As if they were sitting across the table from each other, she nodded. She said goodbye, hung up, and burst into tears.

IN THE MIDDLE of June, a day or two after Gia's school year finished, Sonya pulled open the door of her second-floor bathroom and found Gia standing naked in front of the full-length mirror beside the sink, one of the billowy cotton dresses she'd taken to wearing since the weather had turned warm in a pile beside her. Gia glanced at Sonya before turning her gaze back to her reflection. She was cradling, with both hands, her rounded belly, the protrusion incongruous with Gia's small breasts and Popsicle-stick-thin legs. Her face was contorted, as if from disbelief or shame.

Sonya pictured Damon behind the wheel of his Armed Response car, behind the leaves of the World's Third Largest Maze. She knew how far along Gia was--too far to stop it.

"I know who he is," Sonya said, her eyes fixed on Gia's swollen belly. "Have you contacted him?"
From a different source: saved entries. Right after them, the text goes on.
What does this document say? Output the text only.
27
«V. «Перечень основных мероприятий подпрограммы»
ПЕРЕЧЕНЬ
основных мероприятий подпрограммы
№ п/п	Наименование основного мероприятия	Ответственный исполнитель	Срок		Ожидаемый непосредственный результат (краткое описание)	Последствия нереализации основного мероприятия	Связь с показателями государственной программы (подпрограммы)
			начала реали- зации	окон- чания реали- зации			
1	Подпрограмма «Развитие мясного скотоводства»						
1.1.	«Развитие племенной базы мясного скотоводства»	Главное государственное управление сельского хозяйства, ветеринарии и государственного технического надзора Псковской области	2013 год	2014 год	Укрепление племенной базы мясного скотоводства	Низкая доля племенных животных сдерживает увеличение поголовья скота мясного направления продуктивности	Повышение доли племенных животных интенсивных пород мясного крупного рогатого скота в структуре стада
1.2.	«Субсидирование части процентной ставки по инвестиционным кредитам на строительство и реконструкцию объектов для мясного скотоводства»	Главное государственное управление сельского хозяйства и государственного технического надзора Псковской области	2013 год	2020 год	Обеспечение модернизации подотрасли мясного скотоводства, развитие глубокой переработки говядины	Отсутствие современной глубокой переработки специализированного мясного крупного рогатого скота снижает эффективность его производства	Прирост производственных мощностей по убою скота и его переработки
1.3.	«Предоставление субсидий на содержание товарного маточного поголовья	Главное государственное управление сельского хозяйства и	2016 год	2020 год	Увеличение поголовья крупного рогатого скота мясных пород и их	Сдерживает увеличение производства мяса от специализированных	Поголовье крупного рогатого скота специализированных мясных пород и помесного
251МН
"I talked to him once," Gia said, collapsing onto the tile floor. She began to cry, her body shaking, her emotion, in someone usually so withdrawn, shocking to see. "But the next time I called, the agency said he'd quit and had gone back to Durban. He knows my phone number. I keep waiting."

She turned to Sonya, her face damp, red, and full of anguish. "What will happen to me?"

Sonya kneeled beside Gia and placed Gia's hands between her own. Gia dropped her head onto Sonya's shoulder; her body trembled against Sonya's body.

I'll take care of you, Sonya thought to say. She listened to Gia's crying diminish. She listened to the silence. And still, she couldn't say anything. She couldn't lie.